Crimson Clupeidae says
Even in the non-academic world of corporate training, this can be an issue (not idolizing, but instructors trying to sleep with their students).
It got to be enough of an issue at one point when my wife was working as the head of the training department, that she told her soon-to-be instructors that they could sleep with the students, but if they did, they had to sleep with all of them. 😀
Ophelia Benson says
lol
Ophelia Benson says
I’m pleased to learn that McGinn’s book was so bad. Does that make me a bad person?
Nah.
Jeez, screechy, that’s horrible.
Blake Stacey says
Quoting some passages from the aforelinked review:
Ouch.
My impressions are in accord with this assessment, right down the line. The foremost question on the reviewer’s mind is how McGinn got his book published, and by Oxford University Press of all places. The conclusion is not cheerful:
Improbable Joe, bearer of the Official SpokesGuitar says
And, as always… the underlying complaint about addressing this issue is that some men (NOT ALL MEN!!!) rebel against the very notion that somewhere, somehow, in some situation no matter how narrowly limited, some women are off-limits to their sexual advances. That’s pretty much the entire issue in a nutshell. They’re literally saying that even though there are likely hundreds of thousands of women who are single, looking for relationships, within an appropriate age group, and NOT under their direct supervision within a few hours drive of most major universities, professors HAVE TO HAVE SEXUAL ACCESS TO THE GRAD STUDENTS THEY SUPERVISE OR ELSE NEVER HAVE SEX AGAIN, LEADING TO THE END OF HUMANITY!!!!!!

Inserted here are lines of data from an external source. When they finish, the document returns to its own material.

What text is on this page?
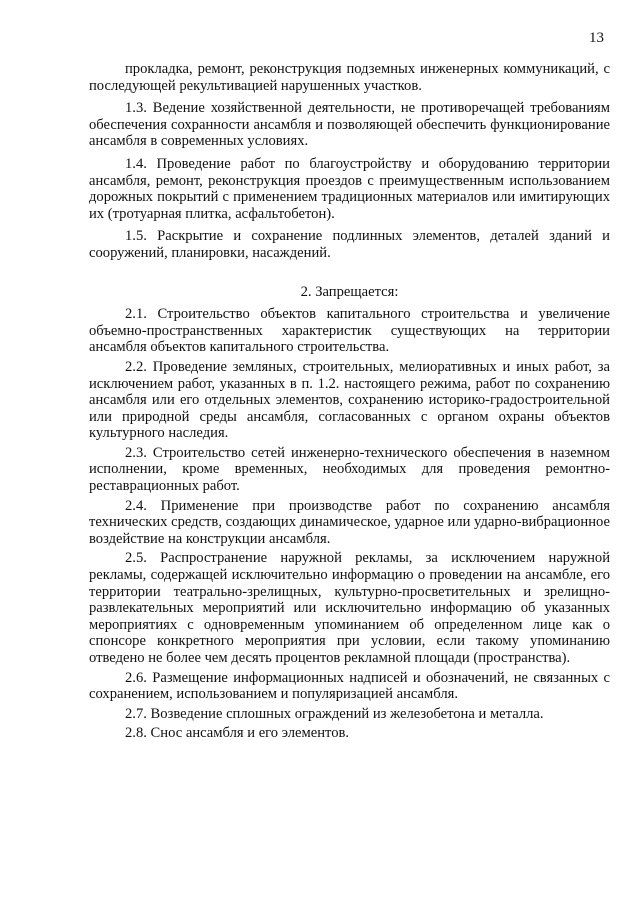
13

прокладка, ремонт, реконструкция подземных инженерных коммуникаций, с последующей рекультивацией нарушенных участков.

1.3. Ведение хозяйственной деятельности, не противоречащей требованиям обеспечения сохранности ансамбля и позволяющей обеспечить функционирование ансамбля в современных условиях.

1.4. Проведение работ по благоустройству и оборудованию территории ансамбля, ремонт, реконструкция проездов с преимущественным использованием дорожных покрытий с применением традиционных материалов или имитирующих их (тротуарная плитка, асфальтобетон).

1.5. Раскрытие и сохранение подлинных элементов, деталей зданий и сооружений, планировки, насаждений.

2. Запрещается:

2.1. Строительство объектов капитального строительства и увеличение объемно-пространственных характеристик существующих на территории ансамбля объектов капитального строительства.

2.2. Проведение земляных, строительных, мелиоративных и иных работ, за исключением работ, указанных в п. 1.2. настоящего режима, работ по сохранению ансамбля или его отдельных элементов, сохранению историко-градостроительной или природной среды ансамбля, согласованных с органом охраны объектов культурного наследия.

2.3. Строительство сетей инженерно-технического обеспечения в наземном исполнении, кроме временных, необходимых для проведения ремонтно-реставрационных работ.

2.4. Применение при производстве работ по сохранению ансамбля технических средств, создающих динамическое, ударное или ударно-вибрационное воздействие на конструкции ансамбля.

2.5. Распространение наружной рекламы, за исключением наружной рекламы, содержащей исключительно информацию о проведении на ансамбле, его территории театрально-зрелищных, культурно-просветительных и зрелищно-развлекательных мероприятий или исключительно информацию об указанных мероприятиях с одновременным упоминанием об определенном лице как о спонсоре конкретного мероприятия при условии, если такому упоминанию отведено не более чем десять процентов рекламной площади (пространства).

2.6. Размещение информационных надписей и обозначений, не связанных с сохранением, использованием и популяризацией ансамбля.

2.7. Возведение сплошных ограждений из железобетона и металла.

2.8. Снос ансамбля и его элементов.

sc_770d159609e0f8deaa72849e3731a29d says
If philosophy, which surely ought to involve proportionality and rationality, does involve “a huge amount of fandom and hero-worship”, surely there’s something wrong with the way it’s taught and practiced.
palmettobug says
I remember a long time ago naïvely wondering why women didn’t choose certain fields. I’ve since learned that, with almost perfect regularity, when there’s smoke, there’s fire. Lack of women’s participation almost always points to either harassment or misogyny or both.
njuhgnya says
RE: “sleeping with [all of the students]”, academic sleepovers sound awesome!
johnthedrunkard says
Why does it continue? Perhaps because ‘normal’ relationships between men and women are not very different from the exploitative, power-imbalanced, coercive, commercialized pattern.